Spatchcoked and smoked. It makes getting the dark meat done easier. I'll never do one another way. https://www.seriouseats.com/2012/11...-thanksgiving-fast-easy-way-spatchcocked.html
I don’t do either. I inject one with creole butter, rub it with seasoning and put it in one of these. https://www.charbroil.com/the-big-easy-oil-less-fryer
I got a giant turkey fryer as my mother inlaw never fully understood what it meant when I said I could only fry a 14lb bird. She likes to push the limits for holidays. Anyways it is easy enough to do and I usually do it alone. Just it's $40 to buy the oil and is really only worth it if I fry a bunch of them. Have to get a little cousin to help or something but thought maybe smoking one just so I'll know the difference. Hard part will be explaining to which family why they get smoked turkey as they are used to fried now.
Do both. The best turkey I've ever done I smoked it for about 2 hours (can't remember exactly but it wasn't long) with apple wood, THEN deep fried it. It was amazing. Nice smokey flavour, but crispy skin and juicy meat.
That may be a good idea. Doesn't exactly help with the work load but I tend to go overboard when cooking.
Just giving another option. If you really want to reduce the workload just do a spatchcocked one. It's pretty easy, and cuts down on cooking time, and produces great results as everything cooks more evenly.
I LOVE smoked turkey. I’ll do a high smoke for the first hour, then crank it up to around 325 for the rest of the cook to crisp the skin. Always turns out GREAT.
I love both ways, but have only done smoked myself. I prefer whole bone-in breasts instead of whole turkeys, but either way it doesn't take nearly as long as you might think. I usually inject with creole butter and rub with something.
Smoked. No need to spatchcock it. Better than fried although I like them too. Boss doesn't like the smoke flavor so I think this year I may use the smoker to cook it but little to no smoke.
A few years back my aunt and uncle had the all the family over for Thanksgiving so it was a pretty decent size turnout. They made all 3 bird....1 roasted, 1 fried and 1 smoked. If I recall correctly the smoked was the one that seemed to receive the most accolades. I think it was a combination of the smoked flavor as well as a better brining prep.

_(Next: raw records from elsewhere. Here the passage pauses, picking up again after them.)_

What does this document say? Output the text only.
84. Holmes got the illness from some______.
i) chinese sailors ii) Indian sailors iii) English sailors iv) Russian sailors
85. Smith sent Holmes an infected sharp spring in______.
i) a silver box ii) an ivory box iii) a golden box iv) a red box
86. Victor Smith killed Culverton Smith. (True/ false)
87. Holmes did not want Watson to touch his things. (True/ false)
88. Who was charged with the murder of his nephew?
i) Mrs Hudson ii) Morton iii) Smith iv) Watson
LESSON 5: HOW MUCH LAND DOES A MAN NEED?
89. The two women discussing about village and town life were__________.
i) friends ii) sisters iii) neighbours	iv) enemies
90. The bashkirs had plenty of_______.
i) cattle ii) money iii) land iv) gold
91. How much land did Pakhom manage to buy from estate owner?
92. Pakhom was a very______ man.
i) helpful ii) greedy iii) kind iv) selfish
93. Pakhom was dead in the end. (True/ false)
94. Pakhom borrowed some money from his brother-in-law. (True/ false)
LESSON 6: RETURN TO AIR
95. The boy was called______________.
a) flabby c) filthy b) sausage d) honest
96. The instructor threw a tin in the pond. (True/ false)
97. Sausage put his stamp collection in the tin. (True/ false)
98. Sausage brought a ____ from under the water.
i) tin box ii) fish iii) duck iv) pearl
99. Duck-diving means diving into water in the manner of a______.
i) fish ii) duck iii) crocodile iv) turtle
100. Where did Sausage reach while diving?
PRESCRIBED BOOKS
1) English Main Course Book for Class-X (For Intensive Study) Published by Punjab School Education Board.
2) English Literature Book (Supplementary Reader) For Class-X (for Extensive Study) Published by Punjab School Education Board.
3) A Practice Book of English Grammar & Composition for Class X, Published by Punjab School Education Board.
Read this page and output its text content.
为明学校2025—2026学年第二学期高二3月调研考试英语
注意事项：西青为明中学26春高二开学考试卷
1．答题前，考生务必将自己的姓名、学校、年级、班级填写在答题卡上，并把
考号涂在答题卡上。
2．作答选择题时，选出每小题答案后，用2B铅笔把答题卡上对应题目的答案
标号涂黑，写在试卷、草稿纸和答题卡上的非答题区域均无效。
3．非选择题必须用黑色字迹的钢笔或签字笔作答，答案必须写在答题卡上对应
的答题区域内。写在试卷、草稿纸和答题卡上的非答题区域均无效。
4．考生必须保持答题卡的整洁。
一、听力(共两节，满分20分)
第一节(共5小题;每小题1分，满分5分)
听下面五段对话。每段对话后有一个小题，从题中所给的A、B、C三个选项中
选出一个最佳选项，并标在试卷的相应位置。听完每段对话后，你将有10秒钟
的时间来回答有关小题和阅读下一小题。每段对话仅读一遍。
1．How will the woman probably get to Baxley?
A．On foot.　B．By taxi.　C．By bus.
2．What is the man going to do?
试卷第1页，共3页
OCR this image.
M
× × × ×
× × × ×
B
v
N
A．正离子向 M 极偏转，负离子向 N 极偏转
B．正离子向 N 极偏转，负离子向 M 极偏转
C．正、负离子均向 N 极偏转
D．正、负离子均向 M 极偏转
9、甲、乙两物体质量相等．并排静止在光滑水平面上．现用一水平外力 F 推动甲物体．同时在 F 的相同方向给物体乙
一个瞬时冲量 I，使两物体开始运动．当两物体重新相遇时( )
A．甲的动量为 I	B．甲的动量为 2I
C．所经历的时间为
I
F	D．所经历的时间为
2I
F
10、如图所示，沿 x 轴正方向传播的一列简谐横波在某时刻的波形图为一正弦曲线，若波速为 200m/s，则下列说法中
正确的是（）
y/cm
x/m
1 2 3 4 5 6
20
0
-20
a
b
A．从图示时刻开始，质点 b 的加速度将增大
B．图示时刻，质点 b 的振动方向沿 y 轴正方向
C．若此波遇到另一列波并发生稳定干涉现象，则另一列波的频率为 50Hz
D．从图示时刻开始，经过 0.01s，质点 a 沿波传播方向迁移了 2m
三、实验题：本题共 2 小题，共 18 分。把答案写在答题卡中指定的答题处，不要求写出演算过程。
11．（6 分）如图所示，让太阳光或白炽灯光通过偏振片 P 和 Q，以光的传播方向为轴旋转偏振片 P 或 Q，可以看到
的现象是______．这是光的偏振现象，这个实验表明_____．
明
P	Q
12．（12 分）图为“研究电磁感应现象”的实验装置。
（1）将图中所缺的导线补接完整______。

My favorite turkey I Rotisseried on the Weber Kettle with a couple of small chunks of Hickory thrown on top of the coals. IIRC I put a cajun butter seasoning under the skin. Damn, I'm hungry
I have one of these also. I’ve found you absolutely have to brine to get some flavor but they do come out juicy with a good crispy skin. I generally smoke one and put one on the big easy...the smoked one is usually gone first but my wife would kill me if I didn’t do the big easy one. Another plus is it frees up the ovens to make more pies. You ever cook anything in there besides turkey?